Veteran explorer Sir Ranulph Fiennes has sent his thanks to staff at William Twigg for their “brilliant engineering” of sledges for a record-breaking Antarctic trek.
Despite being forced to quit the 2,000 mile expedition owing to severe frostbite, Sir Ranulph Fiennes emailed the firm this week to say “thank you” for all the “key support” which is continuing to make the mission possible.
Twigg’s designed and fabricated the 14 special steel sledges – known as ‘skoots’ – to transport fuel for the expedition’s caterpillar tractors.
As the revered explorer relaxes after being forced to quit his leadership of the team bidding to make the first ever winter crossing of Antarctica, Sir Ranulph praised the firm’s “brilliant engineering”.
“The expedition is carrying on exactly as planned and on schedule to complete the first mechanised winter traverse of Antarctica and to complete our Science, Charity and Educational programmes.

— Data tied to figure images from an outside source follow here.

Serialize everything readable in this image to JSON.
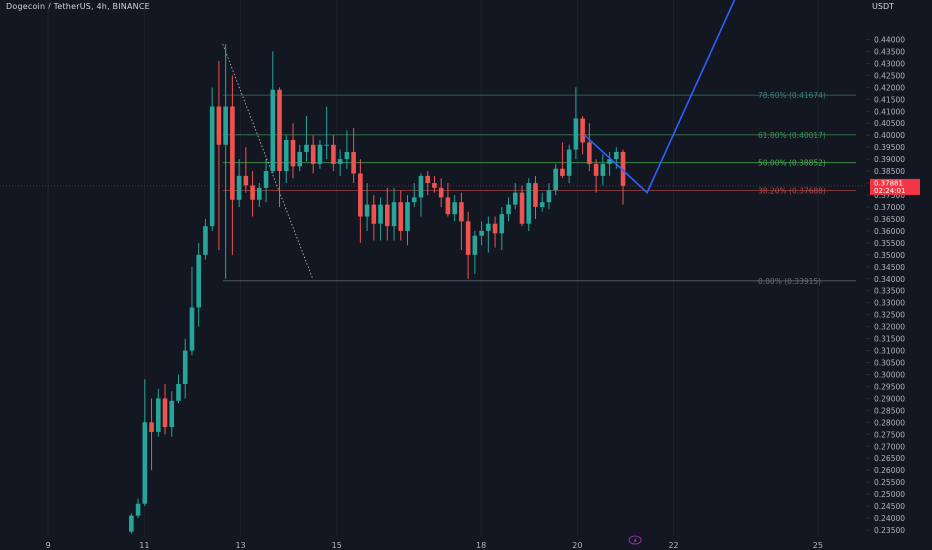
{
  "header": {
    "symbol_title": "Dogecoin / TetherUS, 4h, BINANCE",
    "axis_title": "USDT"
  },
  "colors": {
    "background": "#131722",
    "up": "#26a69a",
    "down": "#ef5350",
    "grid": "#1e222d",
    "projection": "#2962ff",
    "fib_786": "#3a7f7f",
    "fib_618": "#3f8f5a",
    "fib_500": "#4caf50",
    "fib_382": "#b84a4a",
    "fib_000": "#6b6f7a",
    "price_tag": "#f23645",
    "trend_dotted": "#c8c8c8"
  },
  "chart_data": {
    "type": "candlestick",
    "title": "Dogecoin / TetherUS, 4h, BINANCE",
    "ylabel": "USDT",
    "ylim": [
      0.2325,
      0.4565
    ],
    "xlim": [
      8.0,
      26.0
    ],
    "x_ticks": [
      "9",
      "11",
      "13",
      "15",
      "18",
      "20",
      "22",
      "25"
    ],
    "x_tick_values": [
      9.0,
      11.0,
      13.0,
      15.0,
      18.0,
      20.0,
      22.0,
      25.0
    ],
    "y_ticks": [
      0.235,
      0.24,
      0.245,
      0.25,
      0.255,
      0.26,
      0.265,
      0.27,
      0.275,
      0.28,
      0.285,
      0.29,
      0.295,
      0.3,
      0.305,
      0.31,
      0.315,
      0.32,
      0.325,
      0.33,
      0.335,
      0.34,
      0.345,
      0.35,
      0.355,
      0.36,
      0.365,
      0.37,
      0.375,
      0.38,
      0.385,
      0.39,
      0.395,
      0.4,
      0.405,
      0.41,
      0.415,
      0.42,
      0.425,
      0.43,
      0.435,
      0.44
    ],
    "y_tick_labels": [
      "0.23500",
      "0.24000",
      "0.24500",
      "0.25000",
      "0.25500",
      "0.26000",
      "0.26500",
      "0.27000",
      "0.27500",
      "0.28000",
      "0.28500",
      "0.29000",
      "0.29500",
      "0.30000",
      "0.30500",
      "0.31000",
      "0.31500",
      "0.32000",
      "0.32500",
      "0.33000",
      "0.33500",
      "0.34000",
      "0.34500",
      "0.35000",
      "0.35500",
      "0.36000",
      "0.36500",
      "0.37000",
      "0.37500",
      "0.38000",
      "0.38500",
      "0.39000",
      "0.39500",
      "0.40000",
      "0.40500",
      "0.41000",
      "0.41500",
      "0.42000",
      "0.42500",
      "0.43000",
      "0.43500",
      "0.44000"
    ],
    "candles": [
      {
        "t": 10.73,
        "o": 0.2343,
        "h": 0.242,
        "l": 0.2335,
        "c": 0.241
      },
      {
        "t": 10.87,
        "o": 0.241,
        "h": 0.248,
        "l": 0.24,
        "c": 0.246
      },
      {
        "t": 11.01,
        "o": 0.246,
        "h": 0.298,
        "l": 0.245,
        "c": 0.28
      },
      {
        "t": 11.15,
        "o": 0.28,
        "h": 0.29,
        "l": 0.26,
        "c": 0.276
      },
      {
        "t": 11.29,
        "o": 0.276,
        "h": 0.294,
        "l": 0.274,
        "c": 0.29
      },
      {
        "t": 11.43,
        "o": 0.29,
        "h": 0.296,
        "l": 0.275,
        "c": 0.278
      },
      {
        "t": 11.57,
        "o": 0.278,
        "h": 0.293,
        "l": 0.274,
        "c": 0.289
      },
      {
        "t": 11.71,
        "o": 0.289,
        "h": 0.3,
        "l": 0.288,
        "c": 0.296
      },
      {
        "t": 11.85,
        "o": 0.296,
        "h": 0.315,
        "l": 0.29,
        "c": 0.31
      },
      {
        "t": 11.99,
        "o": 0.31,
        "h": 0.345,
        "l": 0.308,
        "c": 0.328
      },
      {
        "t": 12.13,
        "o": 0.328,
        "h": 0.355,
        "l": 0.32,
        "c": 0.35
      },
      {
        "t": 12.27,
        "o": 0.35,
        "h": 0.365,
        "l": 0.348,
        "c": 0.362
      },
      {
        "t": 12.41,
        "o": 0.362,
        "h": 0.42,
        "l": 0.36,
        "c": 0.412
      },
      {
        "t": 12.55,
        "o": 0.412,
        "h": 0.431,
        "l": 0.352,
        "c": 0.396
      },
      {
        "t": 12.69,
        "o": 0.396,
        "h": 0.438,
        "l": 0.34,
        "c": 0.412
      },
      {
        "t": 12.83,
        "o": 0.412,
        "h": 0.425,
        "l": 0.35,
        "c": 0.373
      },
      {
        "t": 12.97,
        "o": 0.373,
        "h": 0.39,
        "l": 0.37,
        "c": 0.383
      },
      {
        "t": 13.11,
        "o": 0.383,
        "h": 0.395,
        "l": 0.376,
        "c": 0.379
      },
      {
        "t": 13.25,
        "o": 0.379,
        "h": 0.385,
        "l": 0.366,
        "c": 0.373
      },
      {
        "t": 13.39,
        "o": 0.373,
        "h": 0.38,
        "l": 0.37,
        "c": 0.378
      },
      {
        "t": 13.53,
        "o": 0.378,
        "h": 0.39,
        "l": 0.372,
        "c": 0.385
      },
      {
        "t": 13.67,
        "o": 0.385,
        "h": 0.435,
        "l": 0.384,
        "c": 0.419
      },
      {
        "t": 13.81,
        "o": 0.419,
        "h": 0.42,
        "l": 0.37,
        "c": 0.385
      },
      {
        "t": 13.95,
        "o": 0.385,
        "h": 0.4,
        "l": 0.38,
        "c": 0.398
      },
      {
        "t": 14.09,
        "o": 0.398,
        "h": 0.405,
        "l": 0.382,
        "c": 0.387
      },
      {
        "t": 14.23,
        "o": 0.387,
        "h": 0.396,
        "l": 0.385,
        "c": 0.393
      },
      {
        "t": 14.37,
        "o": 0.393,
        "h": 0.408,
        "l": 0.389,
        "c": 0.396
      },
      {
        "t": 14.51,
        "o": 0.396,
        "h": 0.4,
        "l": 0.384,
        "c": 0.388
      },
      {
        "t": 14.65,
        "o": 0.388,
        "h": 0.398,
        "l": 0.386,
        "c": 0.396
      },
      {
        "t": 14.79,
        "o": 0.396,
        "h": 0.412,
        "l": 0.39,
        "c": 0.396
      },
      {
        "t": 14.93,
        "o": 0.396,
        "h": 0.4,
        "l": 0.385,
        "c": 0.388
      },
      {
        "t": 15.07,
        "o": 0.388,
        "h": 0.394,
        "l": 0.383,
        "c": 0.39
      },
      {
        "t": 15.21,
        "o": 0.39,
        "h": 0.402,
        "l": 0.386,
        "c": 0.393
      },
      {
        "t": 15.35,
        "o": 0.393,
        "h": 0.403,
        "l": 0.38,
        "c": 0.384
      },
      {
        "t": 15.49,
        "o": 0.384,
        "h": 0.39,
        "l": 0.355,
        "c": 0.366
      },
      {
        "t": 15.63,
        "o": 0.366,
        "h": 0.38,
        "l": 0.36,
        "c": 0.371
      },
      {
        "t": 15.77,
        "o": 0.371,
        "h": 0.375,
        "l": 0.356,
        "c": 0.363
      },
      {
        "t": 15.91,
        "o": 0.363,
        "h": 0.374,
        "l": 0.356,
        "c": 0.371
      },
      {
        "t": 16.05,
        "o": 0.371,
        "h": 0.378,
        "l": 0.356,
        "c": 0.362
      },
      {
        "t": 16.19,
        "o": 0.362,
        "h": 0.378,
        "l": 0.356,
        "c": 0.372
      },
      {
        "t": 16.33,
        "o": 0.372,
        "h": 0.377,
        "l": 0.356,
        "c": 0.36
      },
      {
        "t": 16.47,
        "o": 0.36,
        "h": 0.375,
        "l": 0.354,
        "c": 0.372
      },
      {
        "t": 16.61,
        "o": 0.372,
        "h": 0.38,
        "l": 0.37,
        "c": 0.374
      },
      {
        "t": 16.75,
        "o": 0.374,
        "h": 0.384,
        "l": 0.366,
        "c": 0.383
      },
      {
        "t": 16.89,
        "o": 0.383,
        "h": 0.385,
        "l": 0.375,
        "c": 0.38
      },
      {
        "t": 17.03,
        "o": 0.38,
        "h": 0.383,
        "l": 0.376,
        "c": 0.378
      },
      {
        "t": 17.17,
        "o": 0.378,
        "h": 0.382,
        "l": 0.37,
        "c": 0.374
      },
      {
        "t": 17.31,
        "o": 0.374,
        "h": 0.38,
        "l": 0.366,
        "c": 0.367
      },
      {
        "t": 17.45,
        "o": 0.367,
        "h": 0.375,
        "l": 0.364,
        "c": 0.372
      },
      {
        "t": 17.59,
        "o": 0.372,
        "h": 0.376,
        "l": 0.352,
        "c": 0.364
      },
      {
        "t": 17.73,
        "o": 0.364,
        "h": 0.368,
        "l": 0.34,
        "c": 0.35
      },
      {
        "t": 17.87,
        "o": 0.35,
        "h": 0.36,
        "l": 0.342,
        "c": 0.358
      },
      {
        "t": 18.01,
        "o": 0.358,
        "h": 0.364,
        "l": 0.354,
        "c": 0.36
      },
      {
        "t": 18.15,
        "o": 0.36,
        "h": 0.366,
        "l": 0.351,
        "c": 0.363
      },
      {
        "t": 18.29,
        "o": 0.363,
        "h": 0.366,
        "l": 0.353,
        "c": 0.359
      },
      {
        "t": 18.43,
        "o": 0.359,
        "h": 0.37,
        "l": 0.352,
        "c": 0.367
      },
      {
        "t": 18.57,
        "o": 0.367,
        "h": 0.374,
        "l": 0.364,
        "c": 0.371
      },
      {
        "t": 18.71,
        "o": 0.371,
        "h": 0.38,
        "l": 0.369,
        "c": 0.376
      },
      {
        "t": 18.85,
        "o": 0.376,
        "h": 0.379,
        "l": 0.362,
        "c": 0.363
      },
      {
        "t": 18.99,
        "o": 0.363,
        "h": 0.382,
        "l": 0.36,
        "c": 0.38
      },
      {
        "t": 19.13,
        "o": 0.38,
        "h": 0.383,
        "l": 0.365,
        "c": 0.37
      },
      {
        "t": 19.27,
        "o": 0.37,
        "h": 0.376,
        "l": 0.368,
        "c": 0.372
      },
      {
        "t": 19.41,
        "o": 0.372,
        "h": 0.38,
        "l": 0.369,
        "c": 0.377
      },
      {
        "t": 19.55,
        "o": 0.377,
        "h": 0.388,
        "l": 0.375,
        "c": 0.386
      },
      {
        "t": 19.69,
        "o": 0.386,
        "h": 0.397,
        "l": 0.382,
        "c": 0.383
      },
      {
        "t": 19.83,
        "o": 0.383,
        "h": 0.396,
        "l": 0.38,
        "c": 0.394
      },
      {
        "t": 19.97,
        "o": 0.394,
        "h": 0.42,
        "l": 0.39,
        "c": 0.407
      },
      {
        "t": 20.11,
        "o": 0.407,
        "h": 0.408,
        "l": 0.392,
        "c": 0.397
      },
      {
        "t": 20.25,
        "o": 0.397,
        "h": 0.405,
        "l": 0.385,
        "c": 0.388
      },
      {
        "t": 20.39,
        "o": 0.388,
        "h": 0.39,
        "l": 0.376,
        "c": 0.383
      },
      {
        "t": 20.53,
        "o": 0.383,
        "h": 0.392,
        "l": 0.379,
        "c": 0.388
      },
      {
        "t": 20.67,
        "o": 0.388,
        "h": 0.393,
        "l": 0.383,
        "c": 0.39
      },
      {
        "t": 20.81,
        "o": 0.39,
        "h": 0.395,
        "l": 0.386,
        "c": 0.393
      },
      {
        "t": 20.95,
        "o": 0.393,
        "h": 0.394,
        "l": 0.371,
        "c": 0.3788
      }
    ],
    "fib_levels": [
      {
        "label": "78.60% (0.41674)",
        "price": 0.41674,
        "color_key": "fib_786"
      },
      {
        "label": "61.80% (0.40017)",
        "price": 0.40017,
        "color_key": "fib_618"
      },
      {
        "label": "50.00% (0.38852)",
        "price": 0.38852,
        "color_key": "fib_500"
      },
      {
        "label": "38.20% (0.37688)",
        "price": 0.37688,
        "color_key": "fib_382"
      },
      {
        "label": "0.00% (0.33915)",
        "price": 0.33915,
        "color_key": "fib_000"
      }
    ],
    "fib_x_range": [
      12.63,
      21.0
    ],
    "trend_line": {
      "points": [
        [
          12.63,
          0.438
        ],
        [
          14.5,
          0.34
        ]
      ],
      "style": "dotted"
    },
    "projection_path": {
      "points": [
        [
          20.15,
          0.4
        ],
        [
          20.75,
          0.389
        ],
        [
          21.45,
          0.376
        ],
        [
          23.3,
          0.458
        ]
      ]
    },
    "current_price_tags": [
      "0.37881",
      "02:24:01"
    ],
    "current_price": 0.37881,
    "x_marker": {
      "t": 21.2,
      "symbol": "⚡"
    }
  }
}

Only our Skiing goals have been dropped due to my injury,” he said.
Fiennes was forced to drop out of the record-breaking journey – which will be completed in temperatures as low as -70C – after he fell during training at a base camp in Antartica and developed frostbite after taking off his outer gloves in temperatures of -33C.
He said a surgeon had told him two of his fingers may need to be operated on.
Twigg’s director Richard Tarbatt and works manager Alan Boden, who designed and supervised production of the skoots, are following the expedition’s daily progress with close interest as the Finning tractors crawl inland through the Sor Rondane mountains.
“The skoots have now transported fuel to depots on the edge of the ice plateau in readiness for the start of the expedition on March 21 and all indications are that they are performing well,” said Richard.